First, we are compelled by the love of Christ for the lost (2 Cor. 5:14, John 3:16-17). God’s love has entered us and now flows through us to those who have yet to enter His kingdom. Our sharing is the natural overflow of a loving relationship with our Heavenly Father and is but the organic expression of our own joyful experience of salvation.
Second, in proclaiming the Gospel throughout all nations, we are hastening the End (Matt. 24:14). We thus hasten the end of all the suffering, sorrow, disease and death in this sinful age. We serve today so that no tears need be shed tomorrow, anywhere, for eternity!
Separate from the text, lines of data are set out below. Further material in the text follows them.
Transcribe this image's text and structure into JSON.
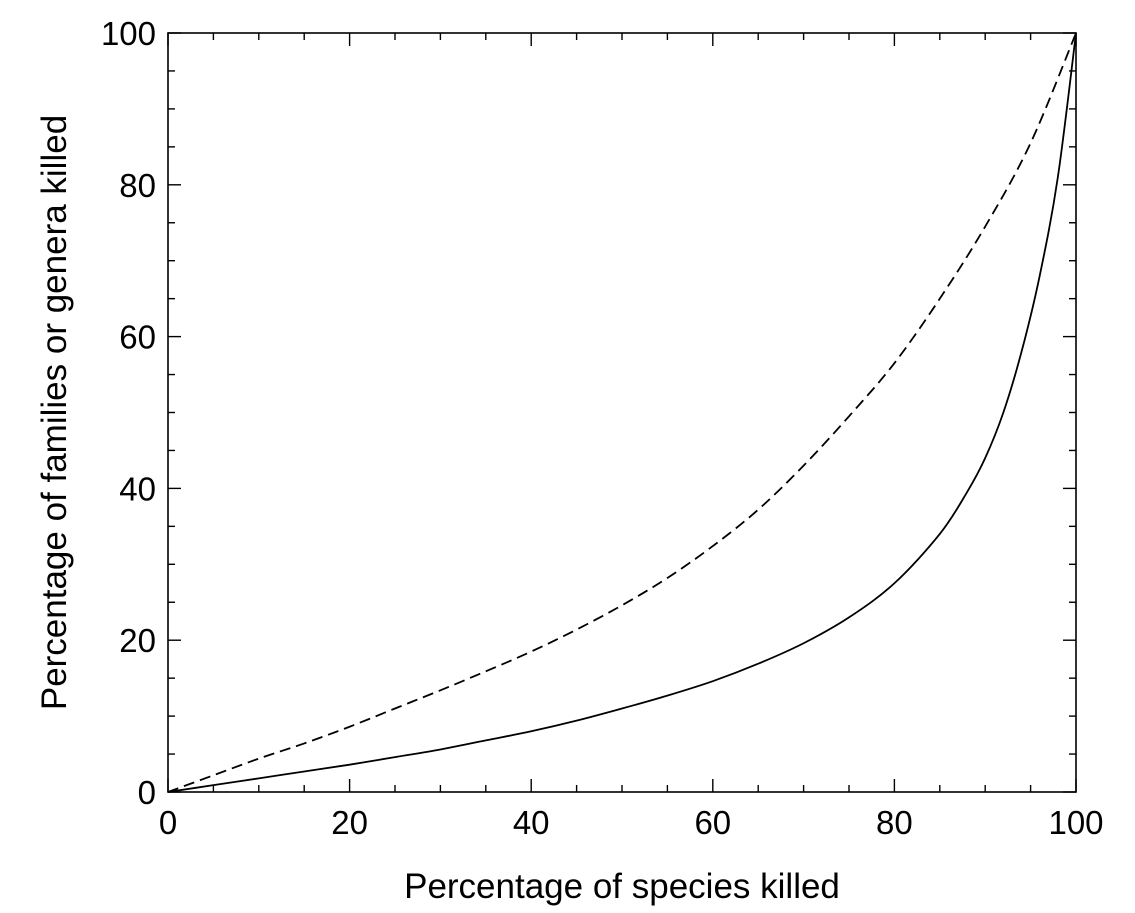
{
  "chart_data": {
    "type": "line",
    "title": "",
    "xlabel": "Percentage of species killed",
    "ylabel": "Percentage of families or genera killed",
    "xlim": [
      0,
      100
    ],
    "ylim": [
      0,
      100
    ],
    "x_major_ticks": [
      0,
      20,
      40,
      60,
      80,
      100
    ],
    "y_major_ticks": [
      0,
      20,
      40,
      60,
      80,
      100
    ],
    "x_tick_labels": [
      "0",
      "20",
      "40",
      "60",
      "80",
      "100"
    ],
    "y_tick_labels": [
      "0",
      "20",
      "40",
      "60",
      "80",
      "100"
    ],
    "minor_tick_step": 5,
    "grid": false,
    "legend": "none",
    "series": [
      {
        "line_style": "solid",
        "color": "#000000",
        "x": [
          0,
          5,
          10,
          15,
          20,
          25,
          30,
          35,
          40,
          45,
          50,
          55,
          60,
          65,
          70,
          75,
          80,
          85,
          88,
          90,
          92,
          94,
          96,
          98,
          100
        ],
        "y": [
          0,
          0.9,
          1.8,
          2.7,
          3.6,
          4.6,
          5.6,
          6.8,
          8.0,
          9.4,
          11.0,
          12.7,
          14.6,
          16.9,
          19.6,
          23.0,
          27.5,
          34.0,
          39.5,
          44.0,
          50.0,
          58.0,
          68.0,
          81.0,
          100
        ]
      },
      {
        "line_style": "dashed",
        "color": "#000000",
        "x": [
          0,
          5,
          10,
          15,
          20,
          25,
          30,
          35,
          40,
          45,
          50,
          55,
          60,
          65,
          70,
          75,
          80,
          85,
          90,
          95,
          100
        ],
        "y": [
          0,
          2.2,
          4.4,
          6.4,
          8.6,
          11.0,
          13.4,
          15.9,
          18.5,
          21.4,
          24.6,
          28.2,
          32.4,
          37.2,
          43.0,
          49.5,
          56.5,
          65.0,
          74.5,
          85.5,
          100
        ]
      }
    ]
  }
}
Third, we serve because the cosmos reverberates with joy over every sinner who is welcomed into God’s kingdom. In leading the lost to Calvary, we bring joy to our Heavenly Father (Luke 15:7, 10). Our ministry is thus played out on a cosmic canvas with a cosmic angelic audience eagerly cheering every move we make to lift Jesus high as the sin-bearing Savior. Also, by implication, every saved soul leads to anguish and gnashing of teeth among defeated demons and Satan himself. Amen!
On a personal level, I can do no other, for, in Acts 13:47-48, God has captured my heart. “For so the Lord has commanded us: ‘I have set you as a light to the Gentiles, that you should be for salvation to the ends of the earth.’ Now when the Gentiles heard this, they were glad and glorified the word of the Lord.” I’ll never forget answering the preacher’s altar call at age 13 and experiencing the joy and assurance of salvation. The AFM worldwide mission family exists so that others may hear, believe and experience that same joy today. And that, dear friend, is the why behind the what.